Institutional racism focuses on a group of people who are often more “dominant” than other groups and choose to criticise another group for being like second class citizens in particular “radically inferior” (Pearson:1990) that allow a more dominant group to dictate to the less off group “where they live, what language they speak, what school they attend, what job they acquire, how they are treated by the police and the courts, how they are portrayed by the media, and what form of political and legal representation they have to recourse to” (Pearson: 1990). Thus, those who are part of the more dominant group can dictate how the less dominant group can be used and have the racist beliefs and actions placed upon them. An example of instutional racism is prominent where there are often two or more different ethnicities. In South Africa for example, “judicial rules and regulations discriminating against black persons are a clear case point (Pearson: 1990). In New Zealand however, there is no such thing as discriminatory legislation and policies and practices are usually unintentional than discriminating towards one another.
Individual racism on the other hand is more personal and is targeted at individuals rather than a group of people.
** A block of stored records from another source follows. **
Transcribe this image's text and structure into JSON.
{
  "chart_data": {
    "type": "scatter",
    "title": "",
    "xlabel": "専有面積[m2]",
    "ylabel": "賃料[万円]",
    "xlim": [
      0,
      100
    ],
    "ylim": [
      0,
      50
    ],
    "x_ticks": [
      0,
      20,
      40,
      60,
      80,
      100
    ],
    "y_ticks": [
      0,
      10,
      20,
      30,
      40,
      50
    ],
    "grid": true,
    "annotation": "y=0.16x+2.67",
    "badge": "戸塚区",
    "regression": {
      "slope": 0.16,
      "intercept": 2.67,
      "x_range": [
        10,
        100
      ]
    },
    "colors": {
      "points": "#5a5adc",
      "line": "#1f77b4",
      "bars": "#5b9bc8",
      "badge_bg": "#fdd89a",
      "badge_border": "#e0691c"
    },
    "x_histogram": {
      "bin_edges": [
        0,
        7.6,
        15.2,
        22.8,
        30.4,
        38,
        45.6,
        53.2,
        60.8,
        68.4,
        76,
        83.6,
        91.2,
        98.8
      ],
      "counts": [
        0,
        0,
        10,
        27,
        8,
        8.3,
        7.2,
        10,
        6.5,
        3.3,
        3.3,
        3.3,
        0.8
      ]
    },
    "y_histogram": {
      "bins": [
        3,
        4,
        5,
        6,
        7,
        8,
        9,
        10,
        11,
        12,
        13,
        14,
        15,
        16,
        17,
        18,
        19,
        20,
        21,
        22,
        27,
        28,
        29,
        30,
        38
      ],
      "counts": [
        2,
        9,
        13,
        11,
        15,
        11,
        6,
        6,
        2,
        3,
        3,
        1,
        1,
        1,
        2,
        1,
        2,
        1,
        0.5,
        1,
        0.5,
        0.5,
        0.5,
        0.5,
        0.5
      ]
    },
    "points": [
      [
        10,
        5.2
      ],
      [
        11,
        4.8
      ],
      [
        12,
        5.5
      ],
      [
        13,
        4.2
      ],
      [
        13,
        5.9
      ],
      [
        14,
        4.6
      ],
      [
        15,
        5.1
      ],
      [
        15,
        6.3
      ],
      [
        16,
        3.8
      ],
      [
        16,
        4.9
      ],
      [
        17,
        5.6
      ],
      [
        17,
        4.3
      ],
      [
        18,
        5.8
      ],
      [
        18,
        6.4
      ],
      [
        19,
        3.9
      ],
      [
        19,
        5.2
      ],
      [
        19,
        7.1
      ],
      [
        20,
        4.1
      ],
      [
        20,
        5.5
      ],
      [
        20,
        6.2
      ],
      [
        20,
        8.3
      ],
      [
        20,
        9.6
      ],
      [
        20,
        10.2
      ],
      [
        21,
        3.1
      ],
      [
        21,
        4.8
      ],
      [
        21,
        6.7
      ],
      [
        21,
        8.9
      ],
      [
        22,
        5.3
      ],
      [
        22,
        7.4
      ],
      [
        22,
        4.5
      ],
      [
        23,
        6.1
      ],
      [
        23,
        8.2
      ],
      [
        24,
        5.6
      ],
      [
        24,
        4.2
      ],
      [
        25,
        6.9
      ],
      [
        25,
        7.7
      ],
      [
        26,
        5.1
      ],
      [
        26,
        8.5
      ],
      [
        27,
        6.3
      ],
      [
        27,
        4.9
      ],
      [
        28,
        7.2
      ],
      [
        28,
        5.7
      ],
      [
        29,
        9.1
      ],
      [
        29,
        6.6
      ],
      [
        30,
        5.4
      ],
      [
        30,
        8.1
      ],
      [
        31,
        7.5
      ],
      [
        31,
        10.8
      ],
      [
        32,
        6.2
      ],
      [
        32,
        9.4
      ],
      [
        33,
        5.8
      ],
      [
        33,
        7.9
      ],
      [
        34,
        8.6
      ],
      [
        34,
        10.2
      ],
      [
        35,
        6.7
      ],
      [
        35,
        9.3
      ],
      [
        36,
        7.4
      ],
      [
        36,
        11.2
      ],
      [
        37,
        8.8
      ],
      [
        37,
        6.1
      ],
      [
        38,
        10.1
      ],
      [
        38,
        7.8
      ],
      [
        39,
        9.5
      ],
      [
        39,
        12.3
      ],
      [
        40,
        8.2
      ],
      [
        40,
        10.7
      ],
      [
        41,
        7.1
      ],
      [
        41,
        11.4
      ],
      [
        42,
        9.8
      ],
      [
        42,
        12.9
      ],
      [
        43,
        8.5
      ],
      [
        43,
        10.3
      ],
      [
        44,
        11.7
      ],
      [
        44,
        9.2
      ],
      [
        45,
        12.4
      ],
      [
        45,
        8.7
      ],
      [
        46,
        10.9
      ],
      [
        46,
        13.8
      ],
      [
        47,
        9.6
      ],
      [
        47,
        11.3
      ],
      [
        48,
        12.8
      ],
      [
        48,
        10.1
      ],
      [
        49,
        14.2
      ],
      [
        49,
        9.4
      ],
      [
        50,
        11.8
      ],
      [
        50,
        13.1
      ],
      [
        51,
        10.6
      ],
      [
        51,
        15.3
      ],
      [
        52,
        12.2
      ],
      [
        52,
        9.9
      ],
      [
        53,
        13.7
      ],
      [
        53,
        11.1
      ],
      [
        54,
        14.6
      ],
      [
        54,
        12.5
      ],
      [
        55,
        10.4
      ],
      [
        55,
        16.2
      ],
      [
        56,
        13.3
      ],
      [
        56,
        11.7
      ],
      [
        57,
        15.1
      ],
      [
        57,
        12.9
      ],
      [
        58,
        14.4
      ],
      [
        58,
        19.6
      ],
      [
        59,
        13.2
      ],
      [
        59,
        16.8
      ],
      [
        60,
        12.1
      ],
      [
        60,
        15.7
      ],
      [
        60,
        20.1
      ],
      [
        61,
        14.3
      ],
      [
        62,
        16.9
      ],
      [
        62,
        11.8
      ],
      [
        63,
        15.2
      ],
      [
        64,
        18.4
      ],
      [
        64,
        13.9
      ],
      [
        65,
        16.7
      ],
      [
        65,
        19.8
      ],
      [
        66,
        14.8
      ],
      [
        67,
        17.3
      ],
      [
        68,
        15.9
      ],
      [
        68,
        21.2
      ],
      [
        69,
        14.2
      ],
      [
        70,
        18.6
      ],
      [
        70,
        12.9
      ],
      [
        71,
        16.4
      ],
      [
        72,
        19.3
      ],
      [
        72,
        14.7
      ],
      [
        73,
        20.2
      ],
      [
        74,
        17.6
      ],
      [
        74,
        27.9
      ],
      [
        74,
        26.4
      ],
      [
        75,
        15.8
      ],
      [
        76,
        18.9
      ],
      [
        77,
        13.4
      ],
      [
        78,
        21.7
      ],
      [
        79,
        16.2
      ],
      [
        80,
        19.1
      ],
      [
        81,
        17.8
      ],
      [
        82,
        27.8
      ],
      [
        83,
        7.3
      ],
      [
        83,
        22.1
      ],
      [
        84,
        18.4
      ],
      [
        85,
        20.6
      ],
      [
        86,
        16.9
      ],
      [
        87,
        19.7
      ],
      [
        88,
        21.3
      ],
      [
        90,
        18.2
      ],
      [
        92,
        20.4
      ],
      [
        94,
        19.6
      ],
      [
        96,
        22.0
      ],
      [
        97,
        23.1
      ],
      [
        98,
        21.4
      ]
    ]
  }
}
Also known as personal racism, Brislin identifies four types of individual racism:
1. Intense racism – “the belief that certain people are inferior, and hence are perceived as being of low worth.
2. Symbolic racism- Dominant groups “feel the the out group is interfering with important aspects of the culture- creating problems”.
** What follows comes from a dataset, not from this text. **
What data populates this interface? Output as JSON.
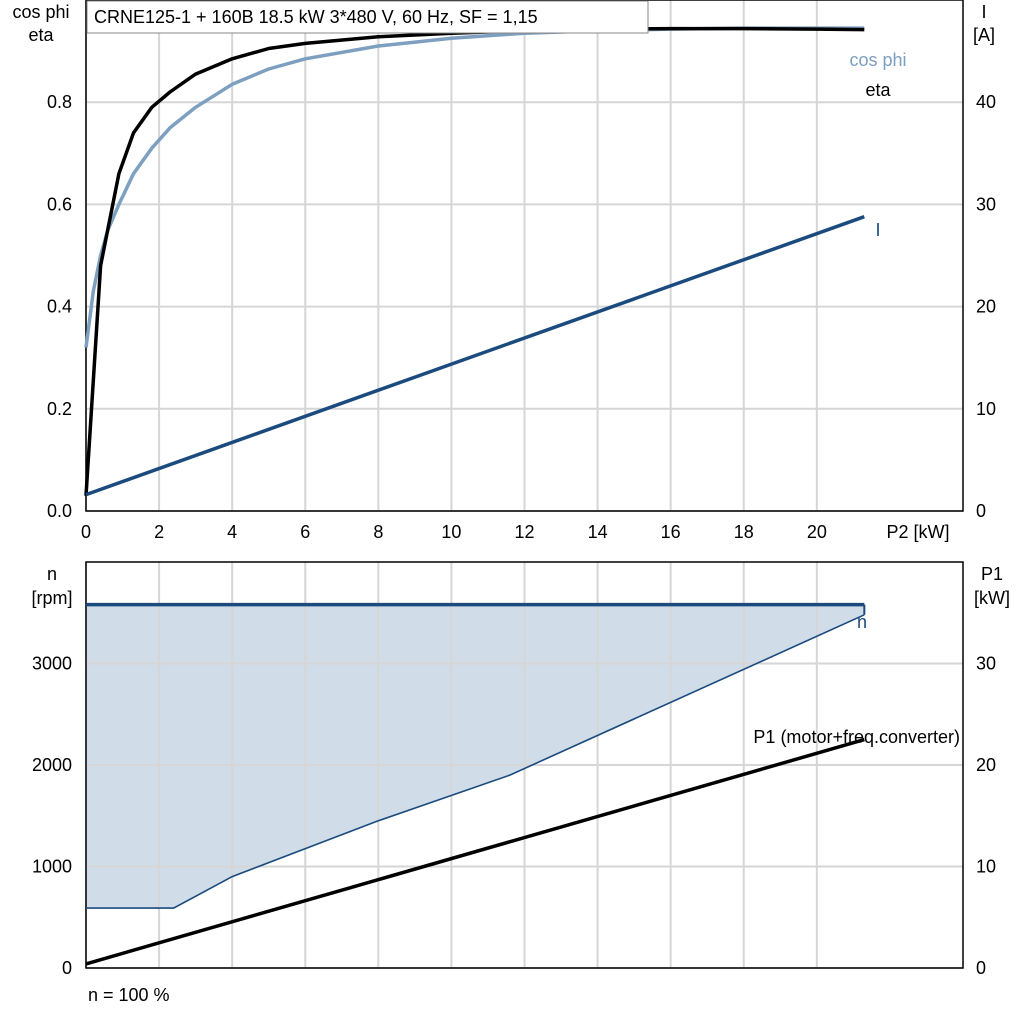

3. Tokenism- Dominant groups prove that they have engaged in “token activities to prove that they have even handed the treatment of other races”.
4. Arm’s length- People engaging “in friendly positive behaviours towards out group members in some social settings but treat them the same out group members with noticeably less warmth and friendliness in other settings”.
Brislin(2000).
Kenan Malik argued that individual racism “imprisons those who are subjected to it while strengthening Western cultures”. Orientalism, which Malik quotes is a “dualism between the east and the west and the Orient and has helped to define ‘other’ “which people can see is different and excluded in race relationships.
In summary I have defined and provide some examples of racism and ethnicity and outlined the concepts of institutional racism and individual racism. By focussing on these examples we can be sure that racism affects people either as a nation or are subjects of individual attacks. By being aware of these prejudices, it is important to understand that we should not feel more superior to one another just because of the colour of someone else’s skin. Racism is in many parts of the world and although it appears for many reasons, it should be addressed so not to damage a particular culture or a person’s identity.